Il che ci conduce al tema del nuovo statuto e dell’autonomia.

LA NECESSITÀ DI UN PREAMBOLO DEGNO DI QUESTO NOME

Lo statuto dev’essere una Grande Idea, una di quelle idee che non appartengono a nessuno in particolare, essendo patrimonio di tutti. Le grandi idee, distillato di sapienza, aiutano a crescere anche chi viene dopo di noi. Serve un preambolo che esprima questa grande idea.

LO SPIRITO DI UN’AUTONOMIA AVANZATA: POST-ETNICO E POST-TERRITORIALE

Con buona pace del Dolomiten, l’autonomia su base etnica è un vicolo cieco: i residenti immigrati aumentano di anno in anno.
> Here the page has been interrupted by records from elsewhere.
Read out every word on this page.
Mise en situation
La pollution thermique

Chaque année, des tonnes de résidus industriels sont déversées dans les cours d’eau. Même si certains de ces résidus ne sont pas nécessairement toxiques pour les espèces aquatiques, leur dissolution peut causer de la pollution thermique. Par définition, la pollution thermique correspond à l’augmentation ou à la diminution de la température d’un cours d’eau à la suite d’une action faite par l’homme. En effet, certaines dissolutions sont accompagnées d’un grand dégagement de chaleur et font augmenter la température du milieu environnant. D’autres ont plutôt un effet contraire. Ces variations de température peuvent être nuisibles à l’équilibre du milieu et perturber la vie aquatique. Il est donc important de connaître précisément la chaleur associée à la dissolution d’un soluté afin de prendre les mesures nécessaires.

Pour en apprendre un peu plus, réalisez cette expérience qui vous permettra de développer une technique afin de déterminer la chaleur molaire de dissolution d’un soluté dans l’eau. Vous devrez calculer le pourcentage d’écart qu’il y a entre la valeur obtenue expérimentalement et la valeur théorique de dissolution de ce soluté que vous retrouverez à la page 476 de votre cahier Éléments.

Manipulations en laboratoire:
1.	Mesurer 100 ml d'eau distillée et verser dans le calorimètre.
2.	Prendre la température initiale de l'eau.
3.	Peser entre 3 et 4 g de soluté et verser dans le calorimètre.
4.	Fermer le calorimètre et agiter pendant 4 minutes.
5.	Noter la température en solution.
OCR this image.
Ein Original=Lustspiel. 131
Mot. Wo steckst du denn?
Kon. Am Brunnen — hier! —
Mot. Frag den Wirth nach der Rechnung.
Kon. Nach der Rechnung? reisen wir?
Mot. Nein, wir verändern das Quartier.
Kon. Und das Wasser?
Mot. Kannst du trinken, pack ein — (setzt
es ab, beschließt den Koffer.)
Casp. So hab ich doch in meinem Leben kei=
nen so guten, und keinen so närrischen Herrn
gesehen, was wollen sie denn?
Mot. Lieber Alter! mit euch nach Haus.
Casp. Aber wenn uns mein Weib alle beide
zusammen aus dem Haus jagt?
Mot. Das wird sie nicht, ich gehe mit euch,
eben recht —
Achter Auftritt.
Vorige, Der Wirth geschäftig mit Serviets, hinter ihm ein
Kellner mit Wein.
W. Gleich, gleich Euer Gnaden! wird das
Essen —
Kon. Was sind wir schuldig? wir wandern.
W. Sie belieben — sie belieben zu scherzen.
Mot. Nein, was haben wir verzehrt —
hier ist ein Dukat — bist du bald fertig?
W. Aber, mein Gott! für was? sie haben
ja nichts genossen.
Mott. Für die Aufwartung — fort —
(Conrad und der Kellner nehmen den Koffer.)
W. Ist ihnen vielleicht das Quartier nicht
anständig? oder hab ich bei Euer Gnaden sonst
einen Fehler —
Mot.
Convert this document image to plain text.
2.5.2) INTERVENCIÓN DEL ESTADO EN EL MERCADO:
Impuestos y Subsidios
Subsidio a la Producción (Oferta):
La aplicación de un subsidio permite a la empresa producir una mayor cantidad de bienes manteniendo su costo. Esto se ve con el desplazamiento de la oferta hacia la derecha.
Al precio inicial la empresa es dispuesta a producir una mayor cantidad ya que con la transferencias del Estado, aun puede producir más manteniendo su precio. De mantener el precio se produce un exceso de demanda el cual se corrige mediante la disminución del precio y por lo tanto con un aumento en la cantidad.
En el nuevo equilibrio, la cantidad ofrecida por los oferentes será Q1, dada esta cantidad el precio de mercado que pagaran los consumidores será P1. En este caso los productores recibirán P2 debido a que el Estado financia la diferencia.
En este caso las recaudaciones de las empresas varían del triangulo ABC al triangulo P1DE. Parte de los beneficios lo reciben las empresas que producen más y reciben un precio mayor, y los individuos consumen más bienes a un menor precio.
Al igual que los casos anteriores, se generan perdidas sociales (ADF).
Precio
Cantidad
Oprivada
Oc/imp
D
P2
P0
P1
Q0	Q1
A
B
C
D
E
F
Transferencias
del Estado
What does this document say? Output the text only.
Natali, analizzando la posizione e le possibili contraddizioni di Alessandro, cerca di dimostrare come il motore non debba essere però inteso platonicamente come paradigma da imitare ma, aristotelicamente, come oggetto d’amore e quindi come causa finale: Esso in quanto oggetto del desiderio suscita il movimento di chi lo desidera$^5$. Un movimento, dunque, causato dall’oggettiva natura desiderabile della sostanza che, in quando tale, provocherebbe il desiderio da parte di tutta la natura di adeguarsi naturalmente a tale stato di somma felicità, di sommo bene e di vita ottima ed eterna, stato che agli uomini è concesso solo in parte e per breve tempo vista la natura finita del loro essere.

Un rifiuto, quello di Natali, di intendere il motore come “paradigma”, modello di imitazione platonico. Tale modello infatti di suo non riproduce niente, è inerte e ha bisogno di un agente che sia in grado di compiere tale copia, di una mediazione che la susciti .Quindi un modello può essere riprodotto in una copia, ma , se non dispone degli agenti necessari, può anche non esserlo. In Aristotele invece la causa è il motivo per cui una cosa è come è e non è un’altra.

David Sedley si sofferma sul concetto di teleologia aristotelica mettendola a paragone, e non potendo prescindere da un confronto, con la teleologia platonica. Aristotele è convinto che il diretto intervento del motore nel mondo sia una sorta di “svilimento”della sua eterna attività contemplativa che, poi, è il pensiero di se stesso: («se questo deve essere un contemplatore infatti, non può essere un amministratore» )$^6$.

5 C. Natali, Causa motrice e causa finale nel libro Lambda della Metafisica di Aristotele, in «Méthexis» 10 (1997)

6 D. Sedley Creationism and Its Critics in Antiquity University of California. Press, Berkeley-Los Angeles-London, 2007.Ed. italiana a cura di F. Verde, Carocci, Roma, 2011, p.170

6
Con buona pace dei fautori del “piccolo è bello”, l’autonomia non può nemmeno essere legata a rigidità territoriali o particolari condizioni orografiche: la globalizzazione annulla le distanze, spiana le montagne.

La globalizzazione è la presa di coscienza del fatto che siamo tutti interconnessi e che ciascuna persona è responsabile del fato di tutte le altre.

Pertanto l’unica autonomia che ha un futuro non è l’autonomia del creditore (che cosa mi deve il mondo?) ma un’autonomia kennediana (non chiederti cosa il mondo può fare per te, chiediti cosa tu puoi fare per il mondo e per il tuo prossimo).

Nessuna comunità e nessuna specie può avere successo se sacrifica l’interesse generale al proprio utile ed identità.

Se la natura fosse il risultato della competizione tra le specie non ci sarebbe più vita su questo pianeta.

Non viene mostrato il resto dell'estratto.